After graduating in 1973 with a B.A. in English Literature from Catholic University in Washington, DC she began working as a secretary at the Washington Star, and was later promoted to reporter. In 1981 when the newspaper went out of business she took a job at Time magazine. After two years there she left and began working at The New York Times initially as a metropolitan reporter.

In 1995 she took the place of Anna Quindlen who went to work at Newsweek, and both sometimes write on feminist issues. She is generally considered a liberal and an opponent of President George W. Bush, although she has also been critical of Bill Clinton.

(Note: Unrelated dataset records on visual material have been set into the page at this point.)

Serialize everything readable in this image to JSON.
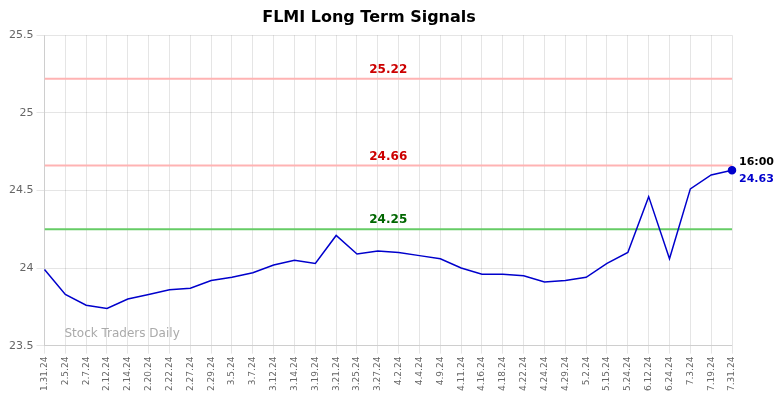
{
  "chart_data": {
    "type": "line",
    "title": "FLMI Long Term Signals",
    "categories": [
      "1.31.24",
      "2.5.24",
      "2.7.24",
      "2.12.24",
      "2.14.24",
      "2.20.24",
      "2.22.24",
      "2.27.24",
      "2.29.24",
      "3.5.24",
      "3.7.24",
      "3.12.24",
      "3.14.24",
      "3.19.24",
      "3.21.24",
      "3.25.24",
      "3.27.24",
      "4.2.24",
      "4.4.24",
      "4.9.24",
      "4.11.24",
      "4.16.24",
      "4.18.24",
      "4.22.24",
      "4.24.24",
      "4.29.24",
      "5.2.24",
      "5.15.24",
      "5.24.24",
      "6.12.24",
      "6.24.24",
      "7.3.24",
      "7.19.24",
      "7.31.24"
    ],
    "values": [
      23.99,
      23.83,
      23.76,
      23.74,
      23.8,
      23.83,
      23.86,
      23.87,
      23.92,
      23.94,
      23.97,
      24.02,
      24.05,
      24.03,
      24.21,
      24.09,
      24.11,
      24.1,
      24.08,
      24.06,
      24.0,
      23.96,
      23.96,
      23.95,
      23.91,
      23.92,
      23.94,
      24.03,
      24.1,
      24.46,
      24.06,
      24.51,
      24.6,
      24.63
    ],
    "color": "#0000cc",
    "ylim": [
      23.5,
      25.5
    ],
    "yticks": [
      23.5,
      24,
      24.5,
      25,
      25.5
    ],
    "grid": true,
    "hlines": [
      {
        "value": 25.22,
        "color": "#ffb3b3",
        "label_color": "#cc0000"
      },
      {
        "value": 24.66,
        "color": "#ffb3b3",
        "label_color": "#cc0000"
      },
      {
        "value": 24.25,
        "color": "#66cc66",
        "label_color": "#006600"
      }
    ],
    "annotations": [
      {
        "text": "16:00",
        "x": "7.31.24",
        "y": 24.63,
        "color": "#000000"
      },
      {
        "text": "24.63",
        "x": "7.31.24",
        "y": 24.63,
        "color": "#0000cc"
      },
      {
        "text": "Stock Traders Daily",
        "color": "#aaaaaa"
      }
    ]
  }
}
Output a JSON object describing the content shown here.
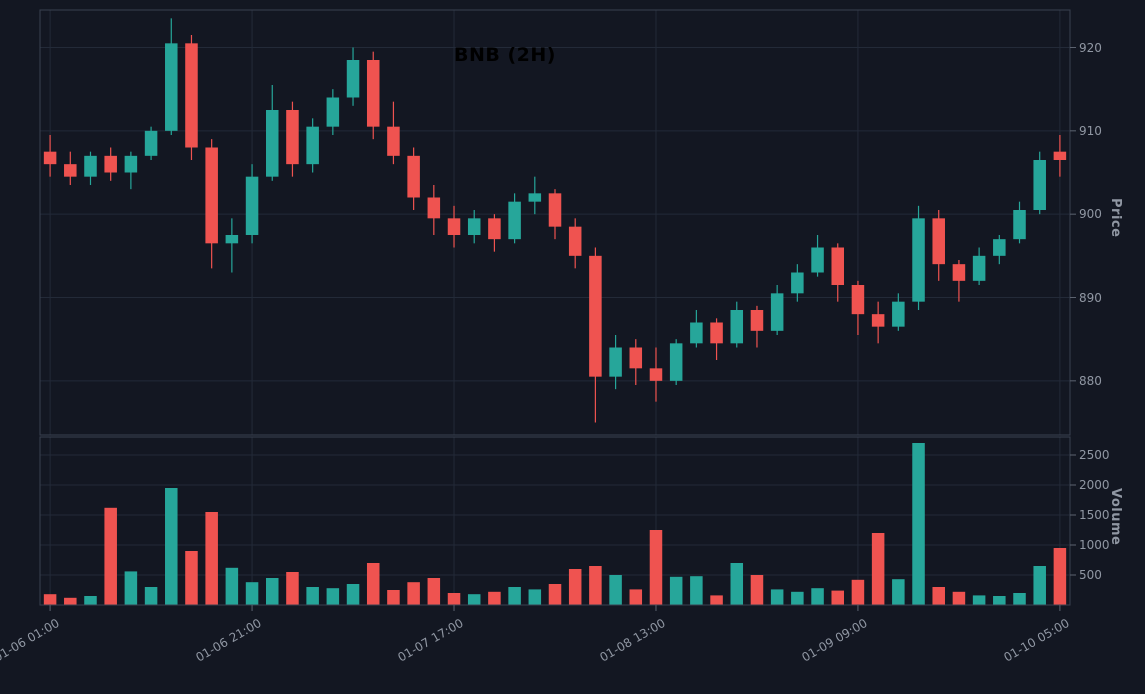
{
  "chart": {
    "title": "BNB (2H)",
    "price_axis_label": "Price",
    "volume_axis_label": "Volume"
  },
  "colors": {
    "background": "#131722",
    "up": "#26a69a",
    "down": "#ef5350",
    "grid": "#232a38",
    "panel_border": "#3a4150",
    "axis_tick": "#5c6370",
    "tick_text": "#9097a3",
    "title_text": "#000000"
  },
  "chart_data": {
    "type": "candlestick",
    "title": "BNB (2H)",
    "symbol": "BNB",
    "interval": "2H",
    "legend_position": "none",
    "grid": true,
    "price_ticks": [
      880,
      890,
      900,
      910,
      920
    ],
    "volume_ticks": [
      500,
      1000,
      1500,
      2000,
      2500
    ],
    "price_ylim": [
      873.5,
      924.5
    ],
    "volume_ylim": [
      0,
      2800
    ],
    "x_tick_indices": [
      0,
      10,
      20,
      30,
      40,
      50
    ],
    "x_tick_labels": [
      "01-06 01:00",
      "01-06 21:00",
      "01-07 17:00",
      "01-08 13:00",
      "01-09 09:00",
      "01-10 05:00"
    ],
    "columns": [
      "open",
      "high",
      "low",
      "close",
      "volume"
    ],
    "ohlcv": [
      [
        907.5,
        909.5,
        904.5,
        906.0,
        180
      ],
      [
        906.0,
        907.5,
        903.5,
        904.5,
        120
      ],
      [
        904.5,
        907.5,
        903.5,
        907.0,
        150
      ],
      [
        907.0,
        908.0,
        904.0,
        905.0,
        1620
      ],
      [
        905.0,
        907.5,
        903.0,
        907.0,
        560
      ],
      [
        907.0,
        910.5,
        906.5,
        910.0,
        300
      ],
      [
        910.0,
        923.5,
        909.5,
        920.5,
        1950
      ],
      [
        920.5,
        921.5,
        906.5,
        908.0,
        900
      ],
      [
        908.0,
        909.0,
        893.5,
        896.5,
        1550
      ],
      [
        896.5,
        899.5,
        893.0,
        897.5,
        620
      ],
      [
        897.5,
        906.0,
        896.5,
        904.5,
        380
      ],
      [
        904.5,
        915.5,
        904.0,
        912.5,
        450
      ],
      [
        912.5,
        913.5,
        904.5,
        906.0,
        550
      ],
      [
        906.0,
        911.5,
        905.0,
        910.5,
        300
      ],
      [
        910.5,
        915.0,
        909.5,
        914.0,
        280
      ],
      [
        914.0,
        920.0,
        913.0,
        918.5,
        350
      ],
      [
        918.5,
        919.5,
        909.0,
        910.5,
        700
      ],
      [
        910.5,
        913.5,
        906.0,
        907.0,
        250
      ],
      [
        907.0,
        908.0,
        900.5,
        902.0,
        380
      ],
      [
        902.0,
        903.5,
        897.5,
        899.5,
        450
      ],
      [
        899.5,
        901.0,
        896.0,
        897.5,
        200
      ],
      [
        897.5,
        900.5,
        896.5,
        899.5,
        180
      ],
      [
        899.5,
        900.0,
        895.5,
        897.0,
        220
      ],
      [
        897.0,
        902.5,
        896.5,
        901.5,
        300
      ],
      [
        901.5,
        904.5,
        900.0,
        902.5,
        260
      ],
      [
        902.5,
        903.0,
        897.0,
        898.5,
        350
      ],
      [
        898.5,
        899.5,
        893.5,
        895.0,
        600
      ],
      [
        895.0,
        896.0,
        875.0,
        880.5,
        650
      ],
      [
        880.5,
        885.5,
        879.0,
        884.0,
        500
      ],
      [
        884.0,
        885.0,
        879.5,
        881.5,
        260
      ],
      [
        881.5,
        884.0,
        877.5,
        880.0,
        1250
      ],
      [
        880.0,
        885.0,
        879.5,
        884.5,
        470
      ],
      [
        884.5,
        888.5,
        884.0,
        887.0,
        480
      ],
      [
        887.0,
        887.5,
        882.5,
        884.5,
        160
      ],
      [
        884.5,
        889.5,
        884.0,
        888.5,
        700
      ],
      [
        888.5,
        889.0,
        884.0,
        886.0,
        500
      ],
      [
        886.0,
        891.5,
        885.5,
        890.5,
        260
      ],
      [
        890.5,
        894.0,
        889.5,
        893.0,
        220
      ],
      [
        893.0,
        897.5,
        892.5,
        896.0,
        280
      ],
      [
        896.0,
        896.5,
        889.5,
        891.5,
        240
      ],
      [
        891.5,
        892.0,
        885.5,
        888.0,
        420
      ],
      [
        888.0,
        889.5,
        884.5,
        886.5,
        1200
      ],
      [
        886.5,
        890.5,
        886.0,
        889.5,
        430
      ],
      [
        889.5,
        901.0,
        888.5,
        899.5,
        2700
      ],
      [
        899.5,
        900.5,
        892.0,
        894.0,
        300
      ],
      [
        894.0,
        894.5,
        889.5,
        892.0,
        220
      ],
      [
        892.0,
        896.0,
        891.5,
        895.0,
        160
      ],
      [
        895.0,
        897.5,
        894.0,
        897.0,
        150
      ],
      [
        897.0,
        901.5,
        896.5,
        900.5,
        200
      ],
      [
        900.5,
        907.5,
        900.0,
        906.5,
        650
      ],
      [
        907.5,
        909.5,
        904.5,
        906.5,
        950
      ]
    ]
  }
}
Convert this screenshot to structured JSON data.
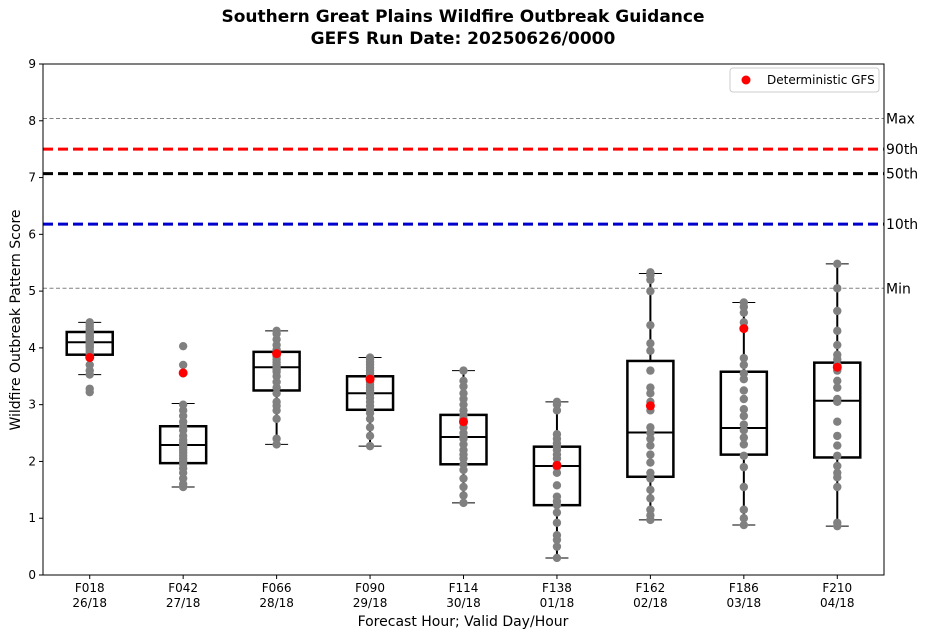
{
  "chart_data": {
    "type": "boxplot",
    "title_line1": "Southern Great Plains Wildfire Outbreak Guidance",
    "title_line2": "GEFS Run Date: 20250626/0000",
    "xlabel": "Forecast Hour; Valid Day/Hour",
    "ylabel": "Wildfire Outbreak Pattern Score",
    "ylim": [
      0,
      9
    ],
    "yticks": [
      0,
      1,
      2,
      3,
      4,
      5,
      6,
      7,
      8,
      9
    ],
    "grid": false,
    "legend": {
      "placement": "top-right",
      "entries": [
        {
          "label": "Deterministic GFS",
          "color": "#ff0000"
        }
      ]
    },
    "reference_lines": [
      {
        "label": "Max",
        "value": 8.04,
        "color": "#808080",
        "style": "dashed-thin"
      },
      {
        "label": "90th",
        "value": 7.5,
        "color": "#ff0000",
        "style": "dashed-thick"
      },
      {
        "label": "50th",
        "value": 7.07,
        "color": "#000000",
        "style": "dashed-thick"
      },
      {
        "label": "10th",
        "value": 6.18,
        "color": "#0000cc",
        "style": "dashed-thick"
      },
      {
        "label": "Min",
        "value": 5.05,
        "color": "#808080",
        "style": "dashed-thin"
      }
    ],
    "colors": {
      "ensemble_points": "#808080",
      "deterministic": "#ff0000",
      "box": "#000000"
    },
    "categories": [
      {
        "hour": "F018",
        "valid": "26/18",
        "whisker_low": 3.53,
        "q1": 3.88,
        "median": 4.1,
        "q3": 4.28,
        "whisker_high": 4.45,
        "deterministic": 3.83,
        "members": [
          3.22,
          3.28,
          3.53,
          3.6,
          3.7,
          3.85,
          3.9,
          3.95,
          4.0,
          4.02,
          4.05,
          4.08,
          4.1,
          4.12,
          4.15,
          4.18,
          4.2,
          4.22,
          4.25,
          4.28,
          4.3,
          4.33,
          4.38,
          4.42,
          4.45
        ]
      },
      {
        "hour": "F042",
        "valid": "27/18",
        "whisker_low": 1.55,
        "q1": 1.97,
        "median": 2.29,
        "q3": 2.62,
        "whisker_high": 3.02,
        "deterministic": 3.56,
        "members": [
          1.55,
          1.6,
          1.7,
          1.8,
          1.88,
          1.95,
          2.0,
          2.05,
          2.1,
          2.15,
          2.2,
          2.25,
          2.3,
          2.33,
          2.38,
          2.45,
          2.55,
          2.62,
          2.7,
          2.8,
          2.9,
          3.0,
          3.55,
          3.7,
          4.03
        ]
      },
      {
        "hour": "F066",
        "valid": "28/18",
        "whisker_low": 2.3,
        "q1": 3.25,
        "median": 3.66,
        "q3": 3.93,
        "whisker_high": 4.3,
        "deterministic": 3.9,
        "members": [
          2.3,
          2.4,
          2.75,
          2.9,
          2.98,
          3.05,
          3.2,
          3.3,
          3.4,
          3.5,
          3.58,
          3.62,
          3.66,
          3.7,
          3.75,
          3.8,
          3.85,
          3.88,
          3.93,
          3.97,
          4.05,
          4.15,
          4.25,
          4.3
        ]
      },
      {
        "hour": "F090",
        "valid": "29/18",
        "whisker_low": 2.27,
        "q1": 2.91,
        "median": 3.2,
        "q3": 3.5,
        "whisker_high": 3.83,
        "deterministic": 3.45,
        "members": [
          2.27,
          2.45,
          2.6,
          2.75,
          2.85,
          2.91,
          2.98,
          3.05,
          3.12,
          3.18,
          3.2,
          3.25,
          3.3,
          3.35,
          3.4,
          3.48,
          3.5,
          3.55,
          3.6,
          3.65,
          3.7,
          3.75,
          3.8,
          3.83
        ]
      },
      {
        "hour": "F114",
        "valid": "30/18",
        "whisker_low": 1.27,
        "q1": 1.95,
        "median": 2.43,
        "q3": 2.82,
        "whisker_high": 3.6,
        "deterministic": 2.7,
        "members": [
          1.27,
          1.4,
          1.55,
          1.7,
          1.85,
          1.95,
          2.05,
          2.12,
          2.2,
          2.3,
          2.4,
          2.43,
          2.5,
          2.6,
          2.68,
          2.75,
          2.82,
          2.9,
          3.0,
          3.1,
          3.2,
          3.32,
          3.42,
          3.6
        ]
      },
      {
        "hour": "F138",
        "valid": "01/18",
        "whisker_low": 0.3,
        "q1": 1.23,
        "median": 1.92,
        "q3": 2.26,
        "whisker_high": 3.05,
        "deterministic": 1.93,
        "members": [
          0.3,
          0.5,
          0.62,
          0.7,
          0.92,
          1.1,
          1.23,
          1.3,
          1.38,
          1.58,
          1.8,
          1.9,
          1.95,
          2.05,
          2.12,
          2.2,
          2.26,
          2.32,
          2.4,
          2.48,
          2.9,
          3.0,
          3.05
        ]
      },
      {
        "hour": "F162",
        "valid": "02/18",
        "whisker_low": 0.97,
        "q1": 1.73,
        "median": 2.51,
        "q3": 3.77,
        "whisker_high": 5.31,
        "deterministic": 2.98,
        "members": [
          0.97,
          1.05,
          1.15,
          1.35,
          1.5,
          1.7,
          1.8,
          1.98,
          2.12,
          2.28,
          2.4,
          2.5,
          2.6,
          2.9,
          3.05,
          3.2,
          3.3,
          3.6,
          3.95,
          4.08,
          4.4,
          5.0,
          5.2,
          5.28,
          5.33
        ]
      },
      {
        "hour": "F186",
        "valid": "03/18",
        "whisker_low": 0.88,
        "q1": 2.12,
        "median": 2.59,
        "q3": 3.58,
        "whisker_high": 4.8,
        "deterministic": 4.34,
        "members": [
          0.88,
          1.0,
          1.15,
          1.55,
          1.9,
          2.1,
          2.3,
          2.42,
          2.55,
          2.65,
          2.8,
          2.92,
          3.1,
          3.25,
          3.45,
          3.55,
          3.7,
          3.82,
          4.35,
          4.45,
          4.62,
          4.72,
          4.8
        ]
      },
      {
        "hour": "F210",
        "valid": "04/18",
        "whisker_low": 0.86,
        "q1": 2.07,
        "median": 3.07,
        "q3": 3.74,
        "whisker_high": 5.48,
        "deterministic": 3.66,
        "members": [
          0.86,
          0.92,
          1.55,
          1.72,
          1.8,
          1.92,
          2.1,
          2.28,
          2.45,
          2.7,
          3.05,
          3.1,
          3.3,
          3.42,
          3.6,
          3.7,
          3.8,
          3.88,
          4.05,
          4.3,
          4.65,
          5.05,
          5.48
        ]
      }
    ]
  }
}
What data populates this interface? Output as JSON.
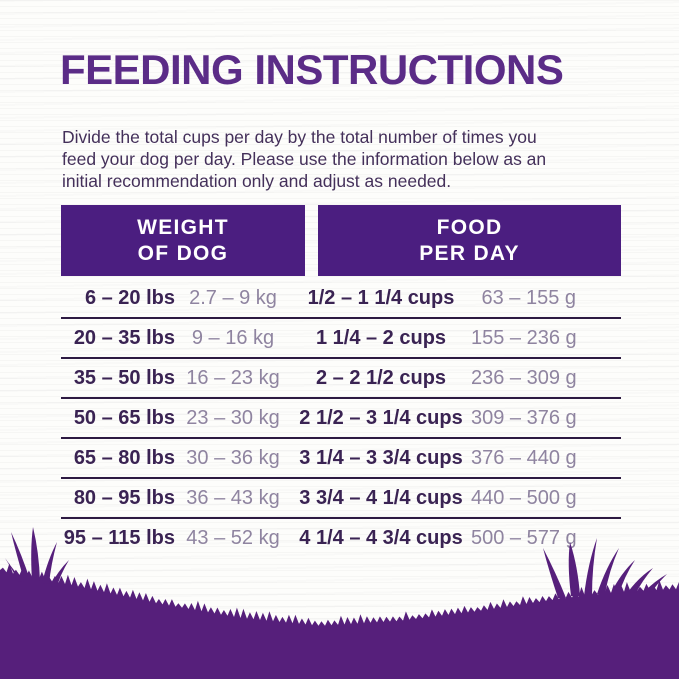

Her columns often display a marked irreverence (criticized as a lack of seriousness), for example referring to Donald Rumsfeld as "Rummy". An arch-nemesis to conservatives, her work has been described (http://www.nationalreview.com/goldberg/goldberg200411081212.asp) as "hit(ting) your desk like a bucket of vomit with some Body Shop potpourri sprinkled across the surface". Nonetheless, she seems quite close to former NY Times opinion writer, and conservative icon, William Safire.

Dowd's critics, especially James Taranto, have often accused her of editing quotes and adding ellipses so as to change the quotes' intended meanings; the word dowdify has been coined to describe this habit. The word has become common parlance among journalists and bloggers, regardless of political persuasion, to describe any wilful misinterpretation of a quote. Conservative pundit Isaiah Z. Sterrett has compared her to Norma Desmond.

Dowd is the author of the 2004 book Bushworld: Enter at Your Own Risk.

Dowd has recently criticized the ascension of Benedict XVI to the papacy, citing his opposition to legalized abortion and his other conservative policies.